Created by Pat Mills and Tony Skinner Accident Man is Mike Fallon whose speciality is making his hits look like complete accidents. Accident Man is that sliver of the 90’s that I remember so well. That piece of forbidden fruit that was full of sex and violence that me and my friends knew existed but weren’t able to eat. But we knew it was there because we saw glimpses of it in window displays, on TV, and we whispered about them in hushed voices in school hallways. And here, with this publication, I can finally retake my childhood and actually pretend that I was there all along. Because enjoying The Complete Accident Man made me feel that I was doing something so naughty and terribly wrong.
It’s Tarantino before Tarantino.
It’s John Wick twenty-three years ago.
I don’t know how Pat Mills does it. He thinks of things and puts them out there before they end up becoming mainstream. I sincerely believe that there’s a conspiracy against Mills because there has to be. Everyone must be copying and stealing from him.
Mills and Skinner are delightful. Accident Man starts out as a simple concept but as we follow Fallon’s outrageous journey (and his big ego) the stories become more layered and something weird happens. Fallon is a complete asshole, a douchebag, and an absolute idiot. But by the end of it we end up liking him, even rooting for him. Eventually you want him to kill these people. You need him to have his expensive toys and his clothes made from endangered species. And then you’re shocked and horrified that you thought these things.
And all this can’t possibly work without the three artists that worked on this. Martin Emond and Duke Mighten each bring their own style to the panels but they keep the overall tone. And John Earsmus does a fantastic job keeping that going with his three part mini-series from Dark Horse Comics. It’s pure grunge. It’s Pearl Jam, Nirvana, and Alice in Chains mixed with James Bond. The style brings out the outrageousness and it really makes you smile. I’ve never chuckled and laughed at such violence before and that makes me feel disgusted with myself. And I can’t help it.

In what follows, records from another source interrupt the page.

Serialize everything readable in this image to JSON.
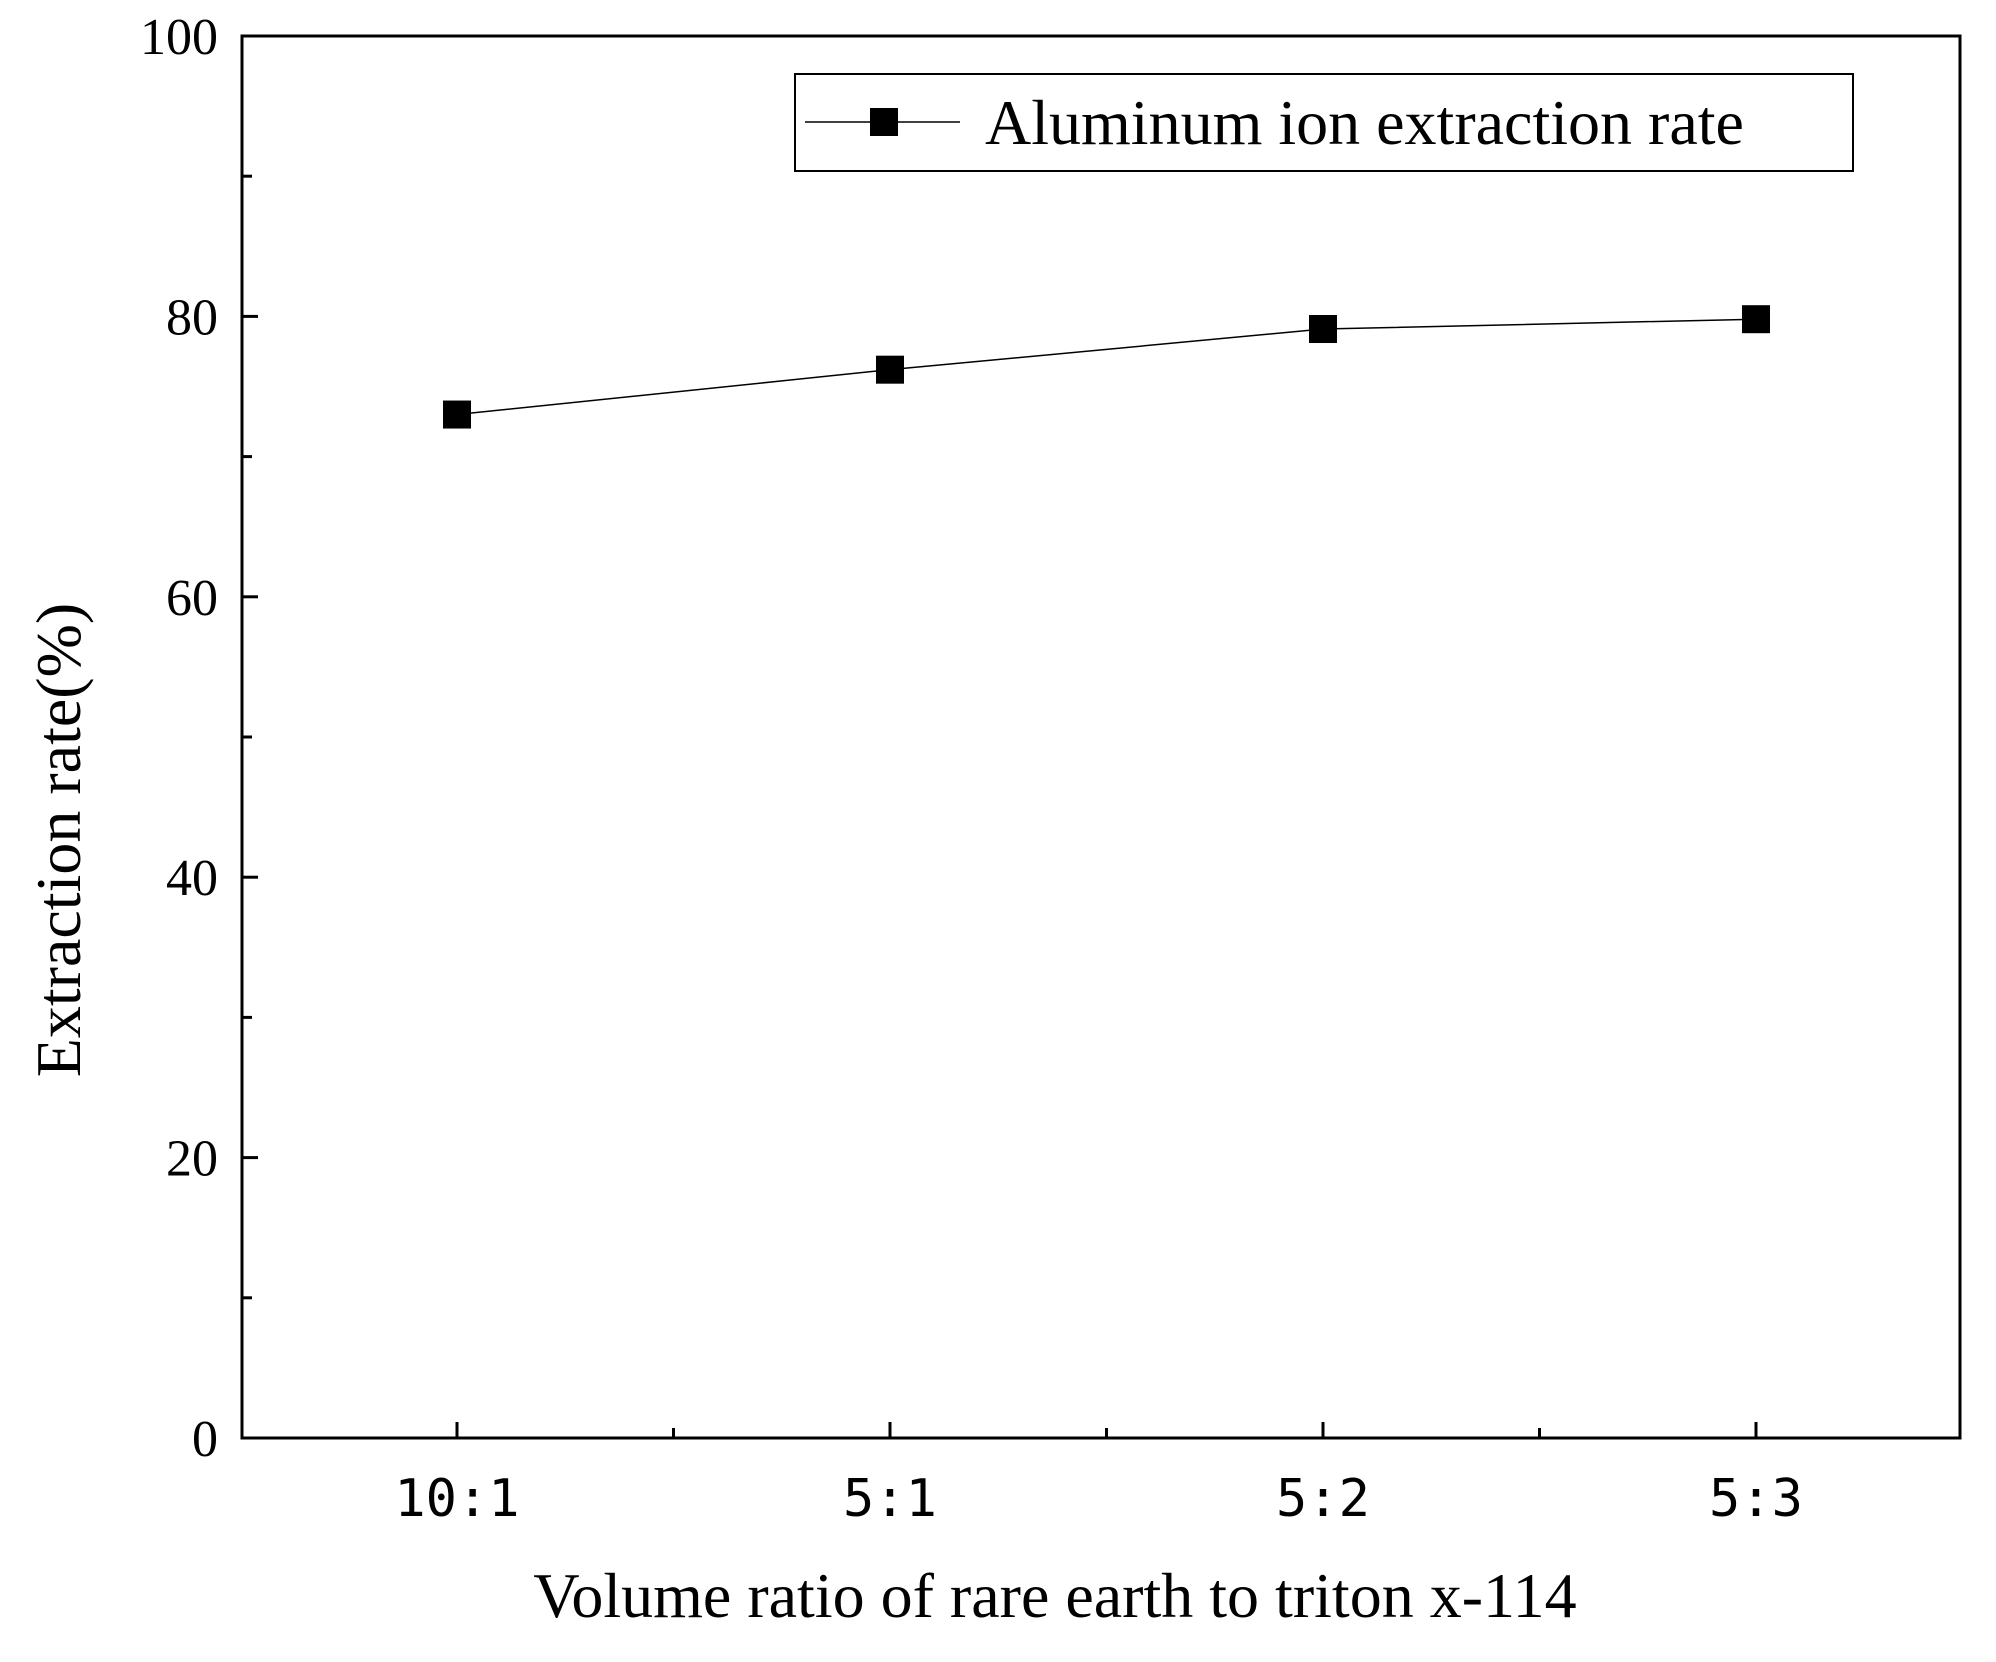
{
  "chart_data": {
    "type": "line",
    "categories": [
      "10:1",
      "5:1",
      "5:2",
      "5:3"
    ],
    "series": [
      {
        "name": "Aluminum ion extraction rate",
        "values": [
          73,
          76.2,
          79.1,
          79.8
        ],
        "marker": "square",
        "color": "#000000"
      }
    ],
    "xlabel": "Volume ratio of rare earth to triton x-114",
    "ylabel": "Extraction  rate(%)",
    "ylim": [
      0,
      100
    ],
    "yticks": [
      0,
      20,
      40,
      60,
      80,
      100
    ],
    "y_minor_step": 10,
    "grid": false,
    "legend_position": "top-right"
  }
}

This is what comics in the 90’s should have been, or rather should have stayed being. This brings purpose to the big muscled, big boobed characters saying awful lines of dialogue while doing farfetched things. The 90’s did have so much promise.
The Titans publications does it justice. What better way to look at the sex and violence than with high amounts of gloss that makes these pages shine? And despite it’s shine, it still retains that underground dirt. You feel like you’re somewhere deep in a tunnel, surrounded by questionable characters who offer you a drug or two.
And there’s a movie. Mills talks a bit about it in the introduction from 2014 and the movie came out in 2018. So I’m curious and also scared at the same time. I don’t know if Accident Man could work in a movie because you couldn’t take that amount of guilt and watch it in real time. It’s like if porn could speak to you. But I know I’ll yield and I’ll watch it, and I’ll probably be disappointed. And it doesn’t matter. As long as I can get another Accident Man fix.
I can’t recommend this book enough. But one tip to you dear reader. If you do pick this up then read it in secret. Because if someone is looking over your shoulder as you do so, then that someone will think you’re the most vile, disgusting human being on Earth. To which you will reply,
“But you’ve obviously never met Mike Fallon.”